Arnaud-Dabernat S, Bourbon P M, Dierich A, Le Meur M, Daniel J Y
Biologie de la Différenciation et du Développement, Université Victor Segalen-Bordeaux2, Bordeaux, France.
J Bioenerg Biomembr. 2003 Feb;35(1):19-30. doi: 10.1023/a:1023561821551.
Mice carrying a homozygous germ-line mutation in the nm23-M1 gene that eliminates its protein expression and drives expression of beta-galactosidase by nm23-M1 promoter have been generated. nm23-M1 gene inactivation is not teratogenic and the pups can grow to adult age without apparent health problems. However, they undergo a growth retardation and knocked out females cannot feed their pups. Both effects are background dependent. Beta-galactosidase mapping of nm23-M1 promoter activation during embryogenesis shows that the nm23-M1 gene is principally expressed in epithelial layer of tissues which require inductive epithelial-mesenchymal interactions for their formation. In conclusion, invalidated mice could be interesting models to analyze the role of nm23-M1 on signal transduction pathway regulation, or cancer induction and proliferation.
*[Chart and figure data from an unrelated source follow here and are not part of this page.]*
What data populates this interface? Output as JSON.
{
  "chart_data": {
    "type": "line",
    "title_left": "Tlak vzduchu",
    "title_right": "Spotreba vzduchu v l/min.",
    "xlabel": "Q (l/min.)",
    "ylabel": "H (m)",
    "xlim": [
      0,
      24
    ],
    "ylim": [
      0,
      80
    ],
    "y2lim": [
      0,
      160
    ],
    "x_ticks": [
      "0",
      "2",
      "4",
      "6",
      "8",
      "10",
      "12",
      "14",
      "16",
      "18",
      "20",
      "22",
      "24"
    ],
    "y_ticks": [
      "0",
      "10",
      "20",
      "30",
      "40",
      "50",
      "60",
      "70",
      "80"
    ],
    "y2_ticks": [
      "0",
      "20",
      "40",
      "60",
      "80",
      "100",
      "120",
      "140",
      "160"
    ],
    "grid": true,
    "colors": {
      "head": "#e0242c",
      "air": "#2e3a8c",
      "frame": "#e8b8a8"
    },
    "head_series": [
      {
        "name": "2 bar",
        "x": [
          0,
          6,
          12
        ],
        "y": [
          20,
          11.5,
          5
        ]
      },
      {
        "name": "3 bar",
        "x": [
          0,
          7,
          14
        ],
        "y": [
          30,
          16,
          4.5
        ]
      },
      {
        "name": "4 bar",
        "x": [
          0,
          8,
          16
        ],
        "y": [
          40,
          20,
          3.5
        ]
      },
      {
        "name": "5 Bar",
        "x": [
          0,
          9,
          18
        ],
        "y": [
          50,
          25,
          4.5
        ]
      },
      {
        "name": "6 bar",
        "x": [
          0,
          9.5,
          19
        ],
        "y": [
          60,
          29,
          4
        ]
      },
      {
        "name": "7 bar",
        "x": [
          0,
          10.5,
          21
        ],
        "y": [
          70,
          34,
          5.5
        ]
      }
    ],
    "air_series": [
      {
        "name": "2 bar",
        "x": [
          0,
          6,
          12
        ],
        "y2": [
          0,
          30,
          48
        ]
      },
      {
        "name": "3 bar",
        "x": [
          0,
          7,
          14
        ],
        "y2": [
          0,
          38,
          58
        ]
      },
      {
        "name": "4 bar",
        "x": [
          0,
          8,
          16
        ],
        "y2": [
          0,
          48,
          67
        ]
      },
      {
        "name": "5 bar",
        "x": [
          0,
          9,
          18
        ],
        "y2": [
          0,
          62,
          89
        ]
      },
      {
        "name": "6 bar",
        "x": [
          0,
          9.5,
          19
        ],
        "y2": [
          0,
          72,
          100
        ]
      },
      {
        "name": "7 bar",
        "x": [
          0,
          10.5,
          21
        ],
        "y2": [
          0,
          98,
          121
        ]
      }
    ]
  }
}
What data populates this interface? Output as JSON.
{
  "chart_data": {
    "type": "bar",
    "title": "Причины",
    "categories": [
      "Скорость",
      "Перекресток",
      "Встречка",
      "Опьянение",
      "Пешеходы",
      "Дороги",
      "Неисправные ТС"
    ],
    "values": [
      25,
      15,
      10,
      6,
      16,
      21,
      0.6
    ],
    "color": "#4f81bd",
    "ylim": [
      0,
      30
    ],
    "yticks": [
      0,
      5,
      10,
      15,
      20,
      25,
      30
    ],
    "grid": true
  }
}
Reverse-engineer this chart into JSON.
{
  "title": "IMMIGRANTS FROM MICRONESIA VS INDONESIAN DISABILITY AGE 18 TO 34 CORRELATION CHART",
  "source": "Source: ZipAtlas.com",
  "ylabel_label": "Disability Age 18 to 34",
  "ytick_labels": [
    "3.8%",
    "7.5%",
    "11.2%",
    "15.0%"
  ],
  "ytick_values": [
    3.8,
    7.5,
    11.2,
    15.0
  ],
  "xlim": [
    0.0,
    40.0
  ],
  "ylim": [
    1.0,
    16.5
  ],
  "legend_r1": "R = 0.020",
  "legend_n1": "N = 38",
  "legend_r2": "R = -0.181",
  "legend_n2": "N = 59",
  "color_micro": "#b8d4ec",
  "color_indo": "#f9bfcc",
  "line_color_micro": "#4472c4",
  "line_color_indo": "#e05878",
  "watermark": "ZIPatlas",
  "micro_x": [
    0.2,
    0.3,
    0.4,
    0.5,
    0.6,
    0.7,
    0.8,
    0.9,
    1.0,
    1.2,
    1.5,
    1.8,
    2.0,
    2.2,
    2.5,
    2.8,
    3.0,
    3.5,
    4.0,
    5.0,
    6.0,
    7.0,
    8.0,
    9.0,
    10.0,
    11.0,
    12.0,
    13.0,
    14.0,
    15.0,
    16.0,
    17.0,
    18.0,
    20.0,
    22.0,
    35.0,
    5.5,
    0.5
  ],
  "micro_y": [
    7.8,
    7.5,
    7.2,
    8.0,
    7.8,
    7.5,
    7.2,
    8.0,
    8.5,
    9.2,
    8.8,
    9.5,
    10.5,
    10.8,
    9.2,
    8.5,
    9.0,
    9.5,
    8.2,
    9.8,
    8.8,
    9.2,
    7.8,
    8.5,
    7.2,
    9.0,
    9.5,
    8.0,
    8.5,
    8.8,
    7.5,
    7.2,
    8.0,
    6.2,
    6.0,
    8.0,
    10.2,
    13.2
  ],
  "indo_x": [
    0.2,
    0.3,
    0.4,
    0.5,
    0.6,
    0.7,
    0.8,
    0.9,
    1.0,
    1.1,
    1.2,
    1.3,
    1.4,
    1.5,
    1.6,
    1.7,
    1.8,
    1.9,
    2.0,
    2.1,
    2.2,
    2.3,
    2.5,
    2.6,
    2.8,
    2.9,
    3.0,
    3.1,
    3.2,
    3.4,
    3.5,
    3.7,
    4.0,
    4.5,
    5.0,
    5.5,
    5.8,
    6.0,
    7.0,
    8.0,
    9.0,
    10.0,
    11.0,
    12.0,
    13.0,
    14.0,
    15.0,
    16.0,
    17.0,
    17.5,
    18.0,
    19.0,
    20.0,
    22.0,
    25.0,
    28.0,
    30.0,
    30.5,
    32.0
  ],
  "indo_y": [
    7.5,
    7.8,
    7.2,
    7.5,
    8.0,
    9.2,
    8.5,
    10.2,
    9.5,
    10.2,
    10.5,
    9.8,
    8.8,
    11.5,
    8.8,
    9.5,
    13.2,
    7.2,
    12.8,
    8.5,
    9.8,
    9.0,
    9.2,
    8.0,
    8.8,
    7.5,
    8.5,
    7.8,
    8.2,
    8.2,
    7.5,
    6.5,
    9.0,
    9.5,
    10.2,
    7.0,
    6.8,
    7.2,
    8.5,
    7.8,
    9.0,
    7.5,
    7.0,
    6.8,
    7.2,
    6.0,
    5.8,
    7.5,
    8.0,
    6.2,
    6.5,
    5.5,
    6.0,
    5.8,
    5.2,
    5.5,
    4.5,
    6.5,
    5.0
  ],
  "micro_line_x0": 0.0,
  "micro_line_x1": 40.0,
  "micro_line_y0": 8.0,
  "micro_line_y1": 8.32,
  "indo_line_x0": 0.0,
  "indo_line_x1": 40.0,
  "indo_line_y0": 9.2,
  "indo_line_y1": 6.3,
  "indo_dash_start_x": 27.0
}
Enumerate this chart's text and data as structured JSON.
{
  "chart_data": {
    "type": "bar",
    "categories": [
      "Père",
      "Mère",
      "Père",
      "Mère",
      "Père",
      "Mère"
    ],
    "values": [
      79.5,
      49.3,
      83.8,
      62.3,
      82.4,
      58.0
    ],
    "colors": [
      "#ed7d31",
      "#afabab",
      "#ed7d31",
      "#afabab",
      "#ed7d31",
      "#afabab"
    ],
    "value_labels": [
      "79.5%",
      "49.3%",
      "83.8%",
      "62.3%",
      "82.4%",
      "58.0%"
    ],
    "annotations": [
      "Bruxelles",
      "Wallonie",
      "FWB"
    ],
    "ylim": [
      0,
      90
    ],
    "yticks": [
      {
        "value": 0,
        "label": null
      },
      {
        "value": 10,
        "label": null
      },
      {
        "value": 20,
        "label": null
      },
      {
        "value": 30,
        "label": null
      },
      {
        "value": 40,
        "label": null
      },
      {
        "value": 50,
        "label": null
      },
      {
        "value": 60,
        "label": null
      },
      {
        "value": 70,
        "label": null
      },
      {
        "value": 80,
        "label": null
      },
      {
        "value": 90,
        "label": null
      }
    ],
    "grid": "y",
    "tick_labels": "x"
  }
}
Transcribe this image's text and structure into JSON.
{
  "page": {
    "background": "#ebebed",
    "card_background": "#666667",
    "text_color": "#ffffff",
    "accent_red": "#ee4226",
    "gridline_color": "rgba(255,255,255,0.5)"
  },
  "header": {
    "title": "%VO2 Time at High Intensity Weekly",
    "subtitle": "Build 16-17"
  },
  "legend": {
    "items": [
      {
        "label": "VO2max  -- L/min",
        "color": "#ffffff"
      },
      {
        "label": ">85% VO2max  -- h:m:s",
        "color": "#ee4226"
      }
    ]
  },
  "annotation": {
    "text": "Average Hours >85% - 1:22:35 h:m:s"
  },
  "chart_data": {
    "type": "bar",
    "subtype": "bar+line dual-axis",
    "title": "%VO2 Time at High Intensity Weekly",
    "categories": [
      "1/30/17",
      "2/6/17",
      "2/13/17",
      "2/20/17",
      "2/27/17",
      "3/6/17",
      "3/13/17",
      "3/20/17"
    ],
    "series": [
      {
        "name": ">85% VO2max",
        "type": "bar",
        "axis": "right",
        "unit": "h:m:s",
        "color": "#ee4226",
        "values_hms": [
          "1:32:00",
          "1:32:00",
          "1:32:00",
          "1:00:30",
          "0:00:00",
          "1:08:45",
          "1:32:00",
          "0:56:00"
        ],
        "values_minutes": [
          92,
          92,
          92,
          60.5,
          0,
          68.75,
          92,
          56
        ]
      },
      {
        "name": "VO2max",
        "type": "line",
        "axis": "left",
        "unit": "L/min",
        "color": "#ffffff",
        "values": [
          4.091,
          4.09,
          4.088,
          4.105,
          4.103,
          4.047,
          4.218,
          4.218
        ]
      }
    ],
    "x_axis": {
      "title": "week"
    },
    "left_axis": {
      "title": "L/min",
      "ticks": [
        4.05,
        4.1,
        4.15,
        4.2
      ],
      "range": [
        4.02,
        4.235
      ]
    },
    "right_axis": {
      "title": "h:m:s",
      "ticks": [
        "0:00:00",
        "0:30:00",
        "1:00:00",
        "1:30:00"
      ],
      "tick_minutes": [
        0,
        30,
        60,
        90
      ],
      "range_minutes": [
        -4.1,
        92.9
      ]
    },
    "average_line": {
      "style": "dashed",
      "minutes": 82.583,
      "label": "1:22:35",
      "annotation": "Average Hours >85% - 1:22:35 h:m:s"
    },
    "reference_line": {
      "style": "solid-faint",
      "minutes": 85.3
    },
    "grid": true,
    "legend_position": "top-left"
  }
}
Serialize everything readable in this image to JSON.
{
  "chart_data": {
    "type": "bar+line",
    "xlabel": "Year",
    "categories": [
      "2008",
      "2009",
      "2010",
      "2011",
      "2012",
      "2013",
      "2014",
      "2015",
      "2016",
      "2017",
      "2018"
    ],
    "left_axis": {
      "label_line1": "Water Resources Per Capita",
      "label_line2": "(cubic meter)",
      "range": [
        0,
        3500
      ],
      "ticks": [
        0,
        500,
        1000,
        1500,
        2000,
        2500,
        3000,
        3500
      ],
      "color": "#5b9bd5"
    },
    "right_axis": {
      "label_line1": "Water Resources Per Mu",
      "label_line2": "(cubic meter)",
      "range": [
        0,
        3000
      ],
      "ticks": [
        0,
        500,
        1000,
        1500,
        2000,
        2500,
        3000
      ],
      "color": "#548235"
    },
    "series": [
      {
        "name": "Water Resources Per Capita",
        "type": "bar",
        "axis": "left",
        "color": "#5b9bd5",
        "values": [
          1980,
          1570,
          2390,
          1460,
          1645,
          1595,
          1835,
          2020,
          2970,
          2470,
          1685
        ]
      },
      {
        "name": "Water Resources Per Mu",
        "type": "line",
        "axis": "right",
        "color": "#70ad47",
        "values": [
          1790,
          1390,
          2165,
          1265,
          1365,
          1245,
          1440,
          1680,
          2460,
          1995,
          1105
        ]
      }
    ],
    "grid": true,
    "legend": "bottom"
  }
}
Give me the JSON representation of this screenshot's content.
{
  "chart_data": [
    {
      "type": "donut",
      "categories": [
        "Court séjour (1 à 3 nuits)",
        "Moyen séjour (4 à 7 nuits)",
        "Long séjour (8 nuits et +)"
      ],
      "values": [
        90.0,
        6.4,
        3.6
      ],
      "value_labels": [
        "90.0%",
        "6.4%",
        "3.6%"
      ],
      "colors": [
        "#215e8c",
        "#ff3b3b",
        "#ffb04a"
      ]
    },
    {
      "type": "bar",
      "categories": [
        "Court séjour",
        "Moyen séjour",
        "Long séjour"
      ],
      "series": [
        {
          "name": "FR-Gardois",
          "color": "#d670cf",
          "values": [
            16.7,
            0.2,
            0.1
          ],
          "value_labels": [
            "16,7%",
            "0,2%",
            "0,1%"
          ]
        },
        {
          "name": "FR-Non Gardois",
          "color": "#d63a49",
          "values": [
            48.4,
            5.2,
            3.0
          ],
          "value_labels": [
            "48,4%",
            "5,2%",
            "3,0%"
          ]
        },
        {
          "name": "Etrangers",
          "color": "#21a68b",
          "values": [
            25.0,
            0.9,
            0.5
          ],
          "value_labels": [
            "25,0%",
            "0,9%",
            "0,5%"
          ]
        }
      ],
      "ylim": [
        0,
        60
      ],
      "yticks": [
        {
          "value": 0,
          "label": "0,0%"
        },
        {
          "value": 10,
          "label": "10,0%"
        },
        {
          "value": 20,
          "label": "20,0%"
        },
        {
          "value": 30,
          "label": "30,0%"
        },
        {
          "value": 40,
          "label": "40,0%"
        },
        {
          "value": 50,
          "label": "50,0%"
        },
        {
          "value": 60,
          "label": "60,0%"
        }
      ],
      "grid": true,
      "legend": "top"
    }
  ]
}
已培育出在nm23-M1基因中携带纯合种系突变的小鼠,该突变消除了其蛋白质表达,并通过nm23-M1启动子驱动β-半乳糖苷酶的表达。nm23-M1基因失活不会致畸,幼崽能够成长至成年,且无明显健康问题。然而,它们会出现生长迟缓,基因敲除的雌性小鼠无法哺育幼崽。这两种效应均依赖于遗传背景。胚胎发育过程中nm23-M1启动子激活的β-半乳糖苷酶定位显示,nm23-M1基因主要在那些形成需要诱导性上皮-间充质相互作用的组织的上皮层中表达。总之,基因无效小鼠可能是分析nm23-M1在信号转导通路调控、癌症诱导和增殖中作用的有趣模型。